Telle fut l’issue de l’entreprise de Du Guesclin. La couronne ne recouvra Cherbourg qu’en 1396 par la trêve de vingt-huit ans conclue avec Richard II, et cette cession d’une entrée des Anglais en France fut, trois ans plus tard, une des causes principales de la déposition de ce prince. Puis vint la démence de Charles VI. Henri V descendit en Normandie en 1418, et fit assiéger Cherbourg par son frère, le duc de Glocester : la place, vaillamment défendue, résistait depuis dix mois, « en la fin duquel temps la rendit messire Jean d’Engenne, qui en estoit le capitaine, moyennant qu’il en eust certaine somme d’argent au partir et bon sauf-conduit pour aller où bon lui sembleroit : il alla en la cité de Rouen quand elle fut conquise par lesdits Anglois, et là séjourna, tant que son dit sauf-conduit fut passé, sur la fiance d’aucuns seigneurs anglais qui lui donnèrent à entendre qu’ils le lui feroient rallonger; mais au derrain il en fut trompé, et lui fist le roy d’Angleterre trancher la teste, dont aucuns François furent assez joyeulx pour ce qu’il avoit rendu la place susdicte par convoitise d’argent au préjudice du roy de France[2]. » Cherbourg, conquis de cette manière, devait être la dernière place qu’évacueraient les Anglais, lorsqu’ils furent définitivement expulsés de France après la bataille de Formigny.
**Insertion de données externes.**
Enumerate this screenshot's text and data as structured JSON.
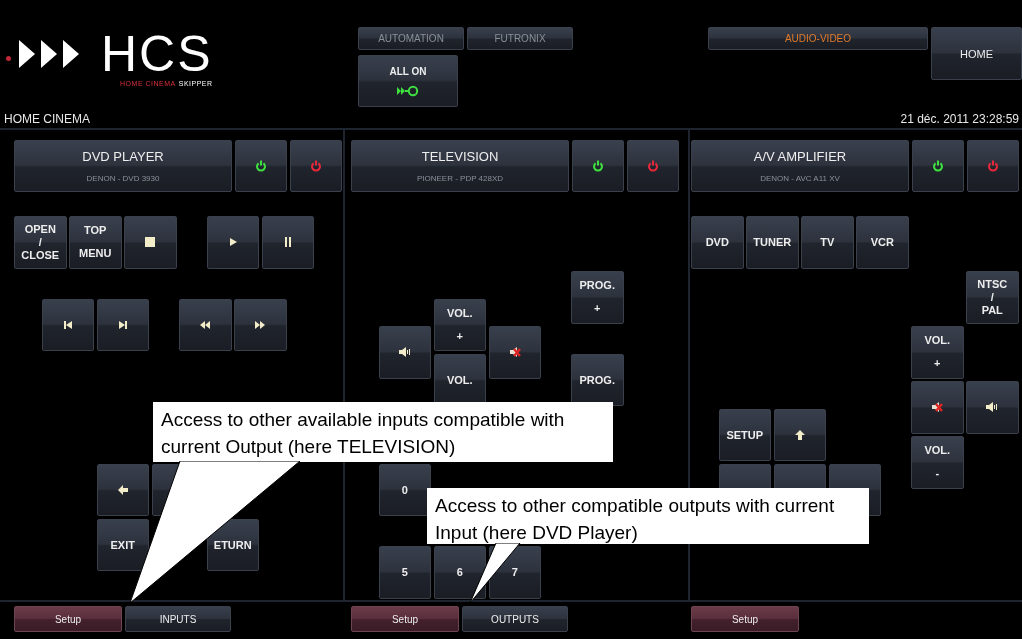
{
  "logo": {
    "mark": "HCS",
    "tagline_colored": "HOME CINEMA",
    "tagline": "SKIPPER"
  },
  "nav": [
    {
      "label": "AUTOMATION",
      "selected": false
    },
    {
      "label": "FUTRONIX",
      "selected": false
    }
  ],
  "all_on": {
    "label": "ALL ON"
  },
  "section": {
    "label": "AUDIO-VIDEO",
    "selected": true
  },
  "home": {
    "label": "HOME"
  },
  "location": "HOME CINEMA",
  "datetime": "21 déc. 2011 23:28:59",
  "panels": [
    {
      "title": "DVD PLAYER",
      "model": "DENON - DVD 3930",
      "buttons": [
        {
          "kind": "text",
          "label": "OPEN\n/\nCLOSE"
        },
        {
          "kind": "text",
          "label": "TOP\nMENU"
        },
        {
          "kind": "stop"
        },
        {
          "kind": "play"
        },
        {
          "kind": "pause"
        },
        {
          "kind": "prev"
        },
        {
          "kind": "next"
        },
        {
          "kind": "rewind"
        },
        {
          "kind": "forward"
        },
        {
          "kind": "left"
        },
        {
          "kind": "blank"
        },
        {
          "kind": "text",
          "label": "EXIT"
        },
        {
          "kind": "text",
          "label": "ETURN"
        }
      ],
      "footer": [
        {
          "kind": "setup",
          "label": "Setup"
        },
        {
          "kind": "link",
          "label": "INPUTS"
        }
      ]
    },
    {
      "title": "TELEVISION",
      "model": "PIONEER - PDP 428XD",
      "buttons": [
        {
          "kind": "text",
          "label": "PROG.\n+"
        },
        {
          "kind": "text",
          "label": "VOL.\n+"
        },
        {
          "kind": "speaker"
        },
        {
          "kind": "mute"
        },
        {
          "kind": "text",
          "label": "VOL."
        },
        {
          "kind": "text",
          "label": "PROG."
        },
        {
          "kind": "text",
          "label": "0"
        },
        {
          "kind": "text",
          "label": "5"
        },
        {
          "kind": "text",
          "label": "6"
        },
        {
          "kind": "text",
          "label": "7"
        }
      ],
      "footer": [
        {
          "kind": "setup",
          "label": "Setup"
        },
        {
          "kind": "link",
          "label": "OUTPUTS"
        }
      ]
    },
    {
      "title": "A/V AMPLIFIER",
      "model": "DENON - AVC A11 XV",
      "buttons": [
        {
          "kind": "text",
          "label": "DVD"
        },
        {
          "kind": "text",
          "label": "TUNER"
        },
        {
          "kind": "text",
          "label": "TV"
        },
        {
          "kind": "text",
          "label": "VCR"
        },
        {
          "kind": "text",
          "label": "NTSC\n/\nPAL"
        },
        {
          "kind": "text",
          "label": "VOL.\n+"
        },
        {
          "kind": "mute"
        },
        {
          "kind": "speaker"
        },
        {
          "kind": "text",
          "label": "SETUP"
        },
        {
          "kind": "up"
        },
        {
          "kind": "text",
          "label": "VOL.\n-"
        },
        {
          "kind": "blank"
        },
        {
          "kind": "blank"
        },
        {
          "kind": "blank"
        }
      ],
      "footer": [
        {
          "kind": "setup",
          "label": "Setup"
        }
      ]
    }
  ],
  "callouts": [
    {
      "text": "Access to other available inputs compatible with current Output (here TELEVISION)"
    },
    {
      "text": "Access to other compatible outputs with current Input (here DVD Player)"
    }
  ]
}
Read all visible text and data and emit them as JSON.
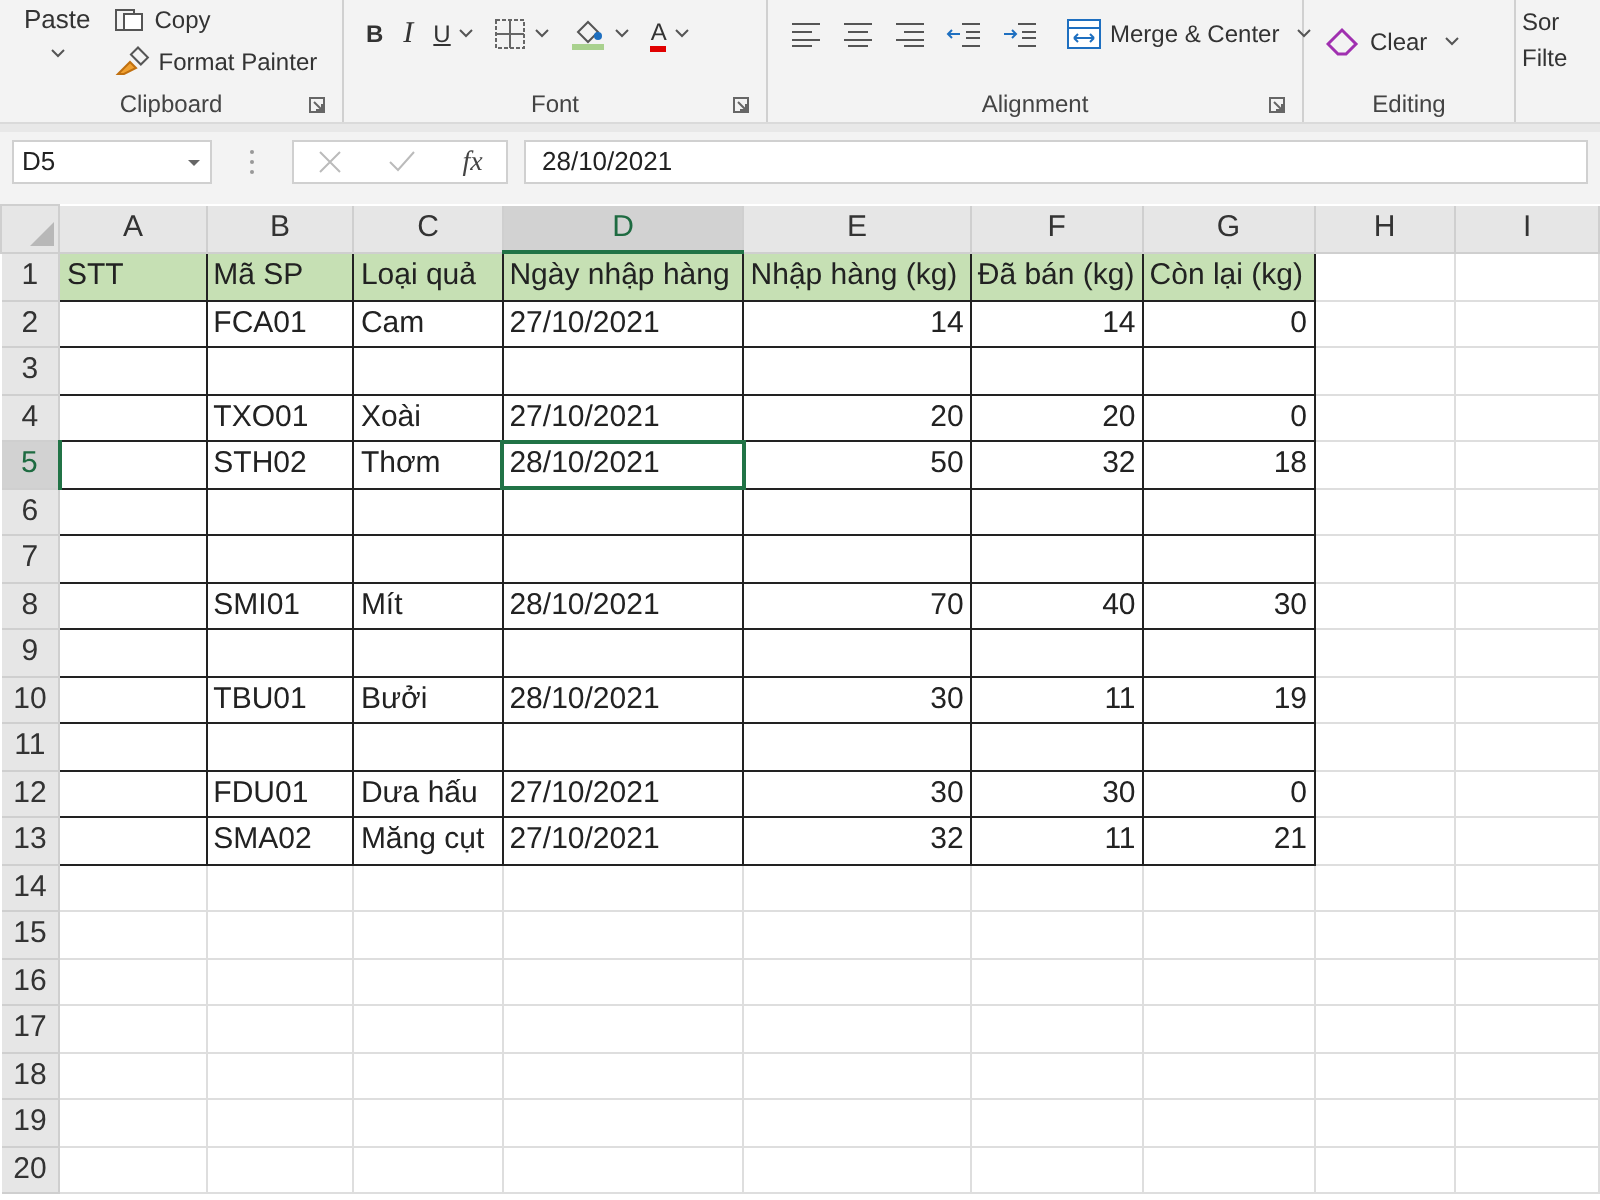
{
  "ribbon": {
    "groups": [
      {
        "label": "Clipboard",
        "items": [
          {
            "kind": "paste",
            "label": "Paste"
          },
          {
            "kind": "copy",
            "label": "Copy"
          },
          {
            "kind": "painter",
            "label": "Format Painter"
          }
        ]
      },
      {
        "label": "Font",
        "items": [
          {
            "kind": "bold",
            "label": "B"
          },
          {
            "kind": "italic",
            "label": "I"
          },
          {
            "kind": "underline",
            "label": "U"
          },
          {
            "kind": "borders"
          },
          {
            "kind": "fill"
          },
          {
            "kind": "fontcolor",
            "label": "A"
          }
        ]
      },
      {
        "label": "Alignment",
        "items": [
          {
            "kind": "left"
          },
          {
            "kind": "center"
          },
          {
            "kind": "right"
          },
          {
            "kind": "outdent"
          },
          {
            "kind": "indent"
          },
          {
            "kind": "merge",
            "label": "Merge & Center"
          }
        ]
      },
      {
        "label": "Editing",
        "items": [
          {
            "kind": "clear",
            "label": "Clear"
          }
        ]
      }
    ],
    "cut_texts": [
      "Sor",
      "Filte"
    ]
  },
  "formula_bar": {
    "name_box": "D5",
    "function_label": "fx",
    "value": "28/10/2021"
  },
  "table": {
    "columns": [
      {
        "letter": "A",
        "selected": false
      },
      {
        "letter": "B",
        "selected": false
      },
      {
        "letter": "C",
        "selected": false
      },
      {
        "letter": "D",
        "selected": true
      },
      {
        "letter": "E",
        "selected": false
      },
      {
        "letter": "F",
        "selected": false
      },
      {
        "letter": "G",
        "selected": false
      },
      {
        "letter": "H",
        "selected": false
      },
      {
        "letter": "I",
        "selected": false
      }
    ],
    "rows": [
      {
        "number": "1",
        "selected": false,
        "kind": "heading",
        "cells": [
          "STT",
          "Mã SP",
          "Loại quả",
          "Ngày nhập hàng",
          "Nhập hàng (kg)",
          "Đã bán (kg)",
          "Còn lại (kg)"
        ]
      },
      {
        "number": "2",
        "selected": false,
        "kind": "record",
        "cells": [
          "",
          "FCA01",
          "Cam",
          "27/10/2021",
          "14",
          "14",
          "0"
        ]
      },
      {
        "number": "3",
        "selected": false,
        "kind": "spacer"
      },
      {
        "number": "4",
        "selected": false,
        "kind": "record",
        "cells": [
          "",
          "TXO01",
          "Xoài",
          "27/10/2021",
          "20",
          "20",
          "0"
        ]
      },
      {
        "number": "5",
        "selected": true,
        "kind": "record",
        "cells": [
          "",
          "STH02",
          "Thơm",
          "28/10/2021",
          "50",
          "32",
          "18"
        ]
      },
      {
        "number": "6",
        "selected": false,
        "kind": "spacer"
      },
      {
        "number": "7",
        "selected": false,
        "kind": "spacer"
      },
      {
        "number": "8",
        "selected": false,
        "kind": "record",
        "cells": [
          "",
          "SMI01",
          "Mít",
          "28/10/2021",
          "70",
          "40",
          "30"
        ]
      },
      {
        "number": "9",
        "selected": false,
        "kind": "spacer"
      },
      {
        "number": "10",
        "selected": false,
        "kind": "record",
        "cells": [
          "",
          "TBU01",
          "Bưởi",
          "28/10/2021",
          "30",
          "11",
          "19"
        ]
      },
      {
        "number": "11",
        "selected": false,
        "kind": "spacer"
      },
      {
        "number": "12",
        "selected": false,
        "kind": "record",
        "cells": [
          "",
          "FDU01",
          "Dưa hấu",
          "27/10/2021",
          "30",
          "30",
          "0"
        ]
      },
      {
        "number": "13",
        "selected": false,
        "kind": "record",
        "cells": [
          "",
          "SMA02",
          "Măng cụt",
          "27/10/2021",
          "32",
          "11",
          "21"
        ]
      },
      {
        "number": "14",
        "selected": false,
        "kind": "empty"
      },
      {
        "number": "15",
        "selected": false,
        "kind": "empty"
      },
      {
        "number": "16",
        "selected": false,
        "kind": "empty"
      },
      {
        "number": "17",
        "selected": false,
        "kind": "empty"
      },
      {
        "number": "18",
        "selected": false,
        "kind": "empty"
      },
      {
        "number": "19",
        "selected": false,
        "kind": "empty"
      },
      {
        "number": "20",
        "selected": false,
        "kind": "empty"
      }
    ]
  }
}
Le connétable de Richemont vint l’investir au mois de juillet 1450. « Les François qui devant estoient y eurent beaucoup de peine et de travail, car ils y firent plusieurs grans approuchemens, et firent battre ladite ville de canons et bombardes et de plusieurs aultres engins merveilleusement et le plus subtilement que oncques homme vit; car ils assi-

  1. Chronique de Froissart.
  2. Chronique d’Enguerran de Monstrelet.